Hong Kong’s war of attrition against street hawkers

I enjoyed Christopher DeWolf’s Borrowed Spaces: Life Between the Cracks of Modern Hong Kong, the latest installment I read in the Penguin Hong Kong series. It’s a nice piece of reportage that helps fill in the little-known (to me anyway) history of street life and informal urban structures in Hong Kong.
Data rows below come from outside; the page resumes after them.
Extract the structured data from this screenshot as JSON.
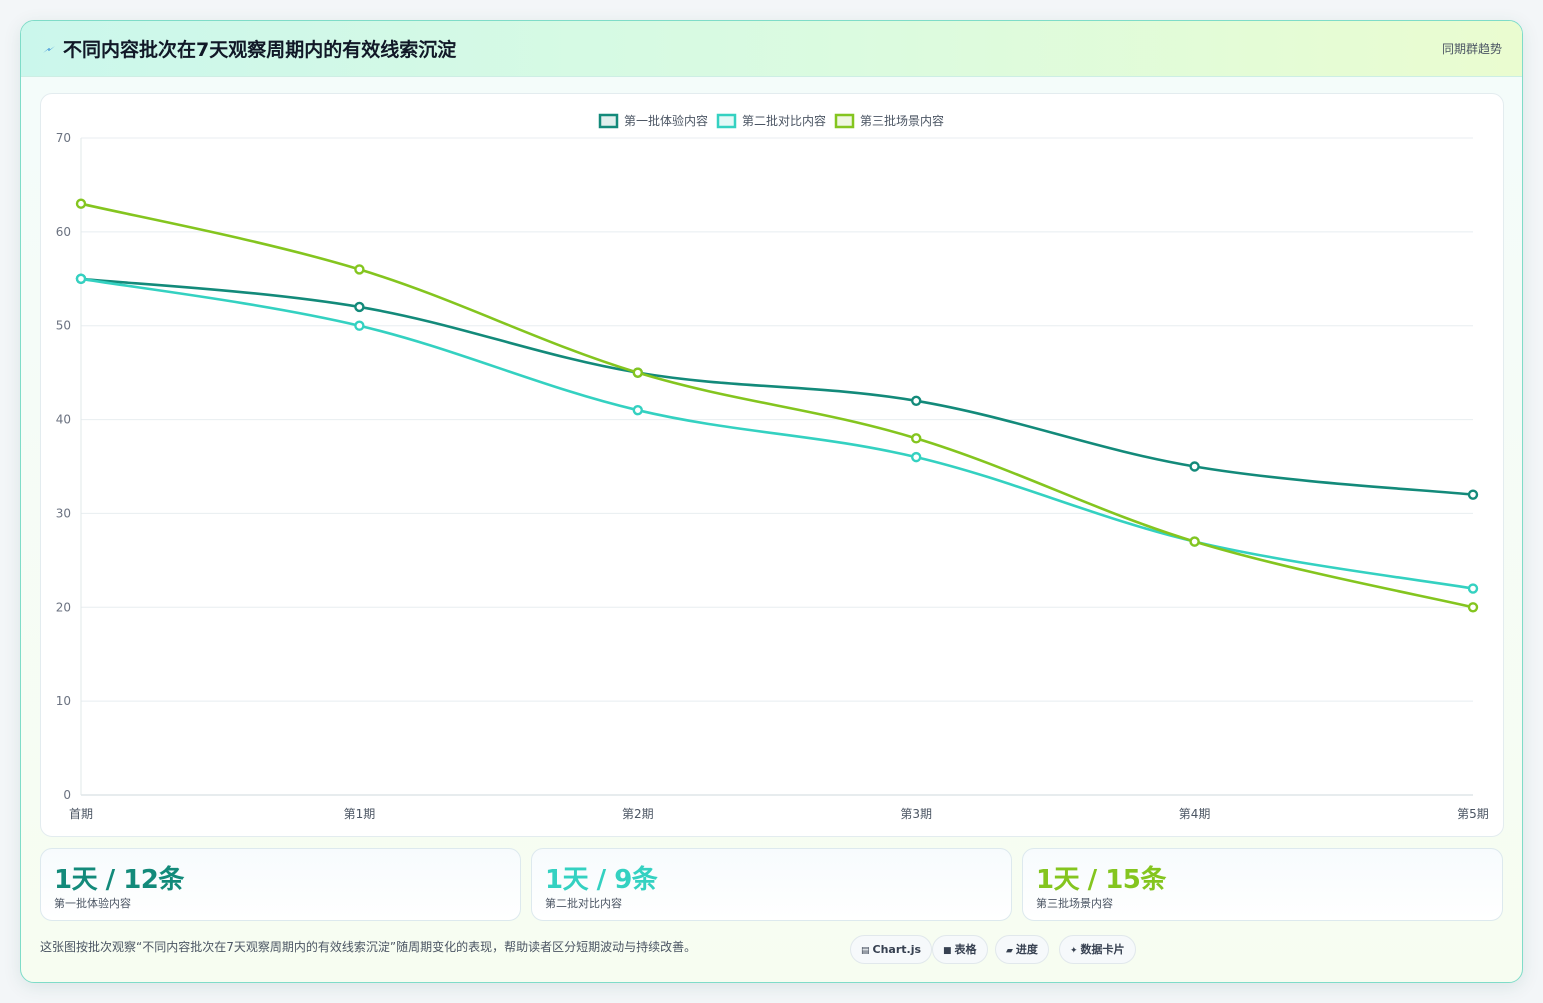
{
  "header": {
    "icon": "lightning-icon",
    "title": "不同内容批次在7天观察周期内的有效线索沉淀",
    "tag": "同期群趋势"
  },
  "colors": {
    "series1": "#138a7a",
    "series2": "#34d1c1",
    "series3": "#84c51f"
  },
  "chart_data": {
    "type": "line",
    "x": [
      "首期",
      "第1期",
      "第2期",
      "第3期",
      "第4期",
      "第5期"
    ],
    "ylim": [
      0,
      70
    ],
    "yticks": [
      0,
      10,
      20,
      30,
      40,
      50,
      60,
      70
    ],
    "grid": true,
    "legend_position": "top-center",
    "series": [
      {
        "name": "第一批体验内容",
        "values": [
          55,
          52,
          45,
          42,
          35,
          32
        ]
      },
      {
        "name": "第二批对比内容",
        "values": [
          55,
          50,
          41,
          36,
          27,
          22
        ]
      },
      {
        "name": "第三批场景内容",
        "values": [
          63,
          56,
          45,
          38,
          27,
          20
        ]
      }
    ]
  },
  "stats": [
    {
      "value": "1天 / 12条",
      "label": "第一批体验内容"
    },
    {
      "value": "1天 / 9条",
      "label": "第二批对比内容"
    },
    {
      "value": "1天 / 15条",
      "label": "第三批场景内容"
    }
  ],
  "footer": {
    "note": "这张图按批次观察“不同内容批次在7天观察周期内的有效线索沉淀”随周期变化的表现，帮助读者区分短期波动与持续改善。",
    "chips": [
      {
        "icon": "chart-icon",
        "label": "Chart.js"
      },
      {
        "icon": "table-icon",
        "label": "表格"
      },
      {
        "icon": "progress-icon",
        "label": "进度"
      },
      {
        "icon": "sparkle-icon",
        "label": "数据卡片"
      }
    ]
  }
}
The book is particularly good at providing an alternative perspective on how Hong Kong’s government actually works. To anyone who has spent time in Hong Kong, the idea that it has the world’s freest economy (as the Heritage Foundation perennially tells us) is just patently, obviously untrue. But even so I was fairly shocked to discover that the government has for decades been actively trying to get rid of the small-scale retail entrepreneurs known as street hawkers:

For years, activity in the streets of Hong Kong was only loosely regulated, but by the 1970s, the government decided it was time to assert more control. The theory at the time was that, as cities transitioned from “third world” to “first world,” such informal uses of urban space would dwindle as the economy developed and people became wealthier. One day, the reasoning went, there would no longer be any need for hawkers, dai pai dong, squatter villages or anything of the sort.

In light of this argument, the Hong Kong government opted for a policy of elimination through attrition. Squatter villages were frozen in place, their residents prohibited from expanding their homes until they could be replaced with public housing estates. Street hawkers were licensed and regulated.  …

The catch was that, while hawkers were still allowed to ply their trade, their licenses were made exceptionally hard to transfer. Even today, when a licensed hawker dies, his or her license can only be transferred to a surviving spouse. The intent was to eventually eliminate all street hawker stalls, and this 1970s-era policy is now well on its way to achieving that goal. In 2015, there were just 6,133 licensed hawkers in Hong Kong; another 1,440 work illegally.

The biggest markets are thriving, including the always busy meat, seafood, fruit and vegetable stalls around Nelson Street and Canton Road, but many of the secondary markets are withering away – not for lack of business, but because the government is actively relocating stalls and buying back hawker licenses in order to clear the streets. Between 2013 and 2015, a total of 481 hawkers surrendered their licenses. …

It is hard not to notice that shrinking opportunities in this part of the economy have coincided, at least, with the general decline in entrepreneurship and social mobility:

The crackdown on informal life isn’t necessarily responsible for the persistent inequality and decline of social mobility in Hong Kong, but there’s a case to be made that it has exacerbated the situation by denying people access to affordable products and the ability to become entrepreneurs.